Puntos en común que comparten además un salto cualitativo, el que va de la herida personal al reclamo colectivo. Muchas de estas mujeres que hoy tienen su residencia en la Argentina partieron de un problema individual -escolaridad para sus hijos, indefensión ante las redes de trata, abusos laborales-, pero en el camino descubrieron que no eran las únicas y aprendieron a sumar fuerzas. Algunas de ellas se convirtieron en referentes para sus connacionales, crearon organizaciones desde donde asesoran legalmente a los que llegan y ayudan a atravesar el desaliento de los trámites infinitos.

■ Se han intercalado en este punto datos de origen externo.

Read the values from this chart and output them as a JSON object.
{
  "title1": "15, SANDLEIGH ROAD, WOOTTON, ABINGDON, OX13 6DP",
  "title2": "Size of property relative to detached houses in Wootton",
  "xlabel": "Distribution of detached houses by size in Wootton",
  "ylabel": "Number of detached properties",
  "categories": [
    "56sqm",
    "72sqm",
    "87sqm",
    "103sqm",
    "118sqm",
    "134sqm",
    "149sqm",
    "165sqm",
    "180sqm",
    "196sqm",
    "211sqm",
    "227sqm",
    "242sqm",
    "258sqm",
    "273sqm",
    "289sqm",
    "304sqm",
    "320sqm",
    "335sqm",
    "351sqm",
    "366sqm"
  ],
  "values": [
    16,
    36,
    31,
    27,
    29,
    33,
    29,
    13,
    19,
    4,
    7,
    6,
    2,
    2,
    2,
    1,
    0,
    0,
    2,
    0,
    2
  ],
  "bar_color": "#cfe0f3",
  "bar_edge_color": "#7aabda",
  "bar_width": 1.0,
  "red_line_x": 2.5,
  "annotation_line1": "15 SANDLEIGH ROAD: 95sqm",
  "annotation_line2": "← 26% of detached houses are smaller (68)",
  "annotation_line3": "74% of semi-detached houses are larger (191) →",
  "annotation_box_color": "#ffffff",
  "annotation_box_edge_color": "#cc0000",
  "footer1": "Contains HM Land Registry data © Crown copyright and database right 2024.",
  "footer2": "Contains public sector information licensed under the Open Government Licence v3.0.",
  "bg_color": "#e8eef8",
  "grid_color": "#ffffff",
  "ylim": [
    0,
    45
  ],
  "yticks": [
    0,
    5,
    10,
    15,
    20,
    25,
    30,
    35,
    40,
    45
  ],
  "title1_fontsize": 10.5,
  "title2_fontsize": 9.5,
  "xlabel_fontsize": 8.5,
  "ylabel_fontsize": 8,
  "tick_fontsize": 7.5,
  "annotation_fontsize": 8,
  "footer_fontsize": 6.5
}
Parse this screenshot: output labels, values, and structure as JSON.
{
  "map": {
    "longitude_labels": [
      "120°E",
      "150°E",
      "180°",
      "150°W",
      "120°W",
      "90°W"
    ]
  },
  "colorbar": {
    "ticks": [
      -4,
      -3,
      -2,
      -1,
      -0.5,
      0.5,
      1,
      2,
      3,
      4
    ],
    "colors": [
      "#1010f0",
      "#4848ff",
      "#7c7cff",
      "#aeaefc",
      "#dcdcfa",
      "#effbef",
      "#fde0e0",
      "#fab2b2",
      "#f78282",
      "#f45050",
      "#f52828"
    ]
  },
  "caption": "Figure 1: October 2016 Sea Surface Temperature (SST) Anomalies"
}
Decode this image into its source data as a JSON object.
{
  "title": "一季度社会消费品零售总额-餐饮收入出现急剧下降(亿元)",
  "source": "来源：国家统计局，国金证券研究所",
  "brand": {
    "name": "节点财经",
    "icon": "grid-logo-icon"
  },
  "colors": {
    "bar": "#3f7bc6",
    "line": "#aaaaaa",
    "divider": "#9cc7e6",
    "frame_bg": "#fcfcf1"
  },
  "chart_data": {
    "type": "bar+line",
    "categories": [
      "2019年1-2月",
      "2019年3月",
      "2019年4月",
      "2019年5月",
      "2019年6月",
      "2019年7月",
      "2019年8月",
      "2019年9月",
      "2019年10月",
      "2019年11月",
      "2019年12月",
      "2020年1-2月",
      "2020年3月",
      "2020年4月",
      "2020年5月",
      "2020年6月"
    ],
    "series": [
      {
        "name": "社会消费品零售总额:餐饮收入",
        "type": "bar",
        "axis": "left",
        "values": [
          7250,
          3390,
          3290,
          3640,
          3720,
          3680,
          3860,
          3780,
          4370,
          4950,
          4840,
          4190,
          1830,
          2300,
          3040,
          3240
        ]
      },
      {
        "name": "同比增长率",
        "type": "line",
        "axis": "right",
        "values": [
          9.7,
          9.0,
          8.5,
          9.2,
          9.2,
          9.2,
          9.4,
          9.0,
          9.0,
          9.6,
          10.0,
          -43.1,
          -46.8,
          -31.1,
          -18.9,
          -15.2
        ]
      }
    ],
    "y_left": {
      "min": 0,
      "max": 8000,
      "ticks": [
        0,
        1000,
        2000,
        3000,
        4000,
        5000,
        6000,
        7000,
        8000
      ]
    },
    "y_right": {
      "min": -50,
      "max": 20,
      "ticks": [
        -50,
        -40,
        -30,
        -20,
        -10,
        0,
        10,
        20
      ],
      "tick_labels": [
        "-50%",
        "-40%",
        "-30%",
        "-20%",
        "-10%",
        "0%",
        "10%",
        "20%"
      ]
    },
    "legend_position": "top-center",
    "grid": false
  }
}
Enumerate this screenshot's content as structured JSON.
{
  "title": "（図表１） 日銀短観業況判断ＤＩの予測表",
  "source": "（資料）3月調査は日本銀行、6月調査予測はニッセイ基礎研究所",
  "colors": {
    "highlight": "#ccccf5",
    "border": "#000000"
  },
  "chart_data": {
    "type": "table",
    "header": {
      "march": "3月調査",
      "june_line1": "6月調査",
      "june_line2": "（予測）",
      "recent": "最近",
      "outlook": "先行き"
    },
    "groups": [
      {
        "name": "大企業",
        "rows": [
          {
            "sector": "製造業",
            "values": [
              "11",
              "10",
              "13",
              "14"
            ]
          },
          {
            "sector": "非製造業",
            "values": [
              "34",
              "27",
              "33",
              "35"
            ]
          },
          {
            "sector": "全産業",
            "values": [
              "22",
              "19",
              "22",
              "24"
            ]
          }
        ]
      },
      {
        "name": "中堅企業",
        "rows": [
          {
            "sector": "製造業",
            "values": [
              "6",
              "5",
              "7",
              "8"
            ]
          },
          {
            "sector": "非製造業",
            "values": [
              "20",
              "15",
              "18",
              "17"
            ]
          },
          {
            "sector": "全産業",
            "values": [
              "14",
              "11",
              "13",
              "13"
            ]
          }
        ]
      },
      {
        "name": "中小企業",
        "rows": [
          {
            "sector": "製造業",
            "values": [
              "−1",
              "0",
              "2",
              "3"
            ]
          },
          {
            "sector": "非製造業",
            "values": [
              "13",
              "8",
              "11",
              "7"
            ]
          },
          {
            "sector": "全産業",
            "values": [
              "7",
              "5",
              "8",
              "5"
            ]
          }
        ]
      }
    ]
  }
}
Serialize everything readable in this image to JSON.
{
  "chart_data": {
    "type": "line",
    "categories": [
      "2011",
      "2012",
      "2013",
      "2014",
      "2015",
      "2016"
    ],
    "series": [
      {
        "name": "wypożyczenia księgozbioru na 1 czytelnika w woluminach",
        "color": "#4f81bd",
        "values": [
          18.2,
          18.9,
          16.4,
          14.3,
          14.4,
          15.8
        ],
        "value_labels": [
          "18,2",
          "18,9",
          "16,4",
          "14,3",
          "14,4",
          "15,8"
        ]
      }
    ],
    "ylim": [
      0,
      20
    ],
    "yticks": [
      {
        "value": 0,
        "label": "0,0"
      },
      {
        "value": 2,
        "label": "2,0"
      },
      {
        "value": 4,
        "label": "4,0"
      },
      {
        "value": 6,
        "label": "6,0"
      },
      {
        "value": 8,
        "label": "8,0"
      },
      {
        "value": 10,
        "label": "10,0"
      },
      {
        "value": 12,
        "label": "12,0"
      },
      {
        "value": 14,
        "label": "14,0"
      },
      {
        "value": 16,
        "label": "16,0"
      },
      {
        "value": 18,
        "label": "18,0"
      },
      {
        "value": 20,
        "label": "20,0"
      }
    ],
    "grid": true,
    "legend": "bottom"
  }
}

Mujeres que comparten la experiencia como se comparte el pan, mujeres que tejen día tras día las redes de amparo que mitigan la orfandad. En Inmigradas se hace visible no solo la trayectoria trashumante -Bolivia, Cabo Verde, Colombia, España, Paraguay, Perú, República Dominicana, Siria, Venezuela-, sino el protagonismo de las mujeres en esas epopeyas silenciosas. En los últimos años, la investigación académica empezó a hablar de la "feminización de las migraciones": si los hombres dominaron las primeras grandes oleadas de inmigrantes, en los desplazamientos más recientes, y en especial los de países limítrofes, la presencia femenina es protagonista.
Imposible no valorarlo en clave de género: son ellas las que consiguen trabajo y mandan remesas, son ellas las que no paran hasta lograr traer a sus hijos, son ellas las que toman conciencia de sus derechos, dan batalla y les abren camino a sus familias. Y en ese recorrido ganan autonomía, amplían sus márgenes de acción, mueven los límites del corralito donde la tradición guardaba a las mujeres. De estos cruces habla también Inmigradas, de un cruce de fronteras que va mucho más allá de los países.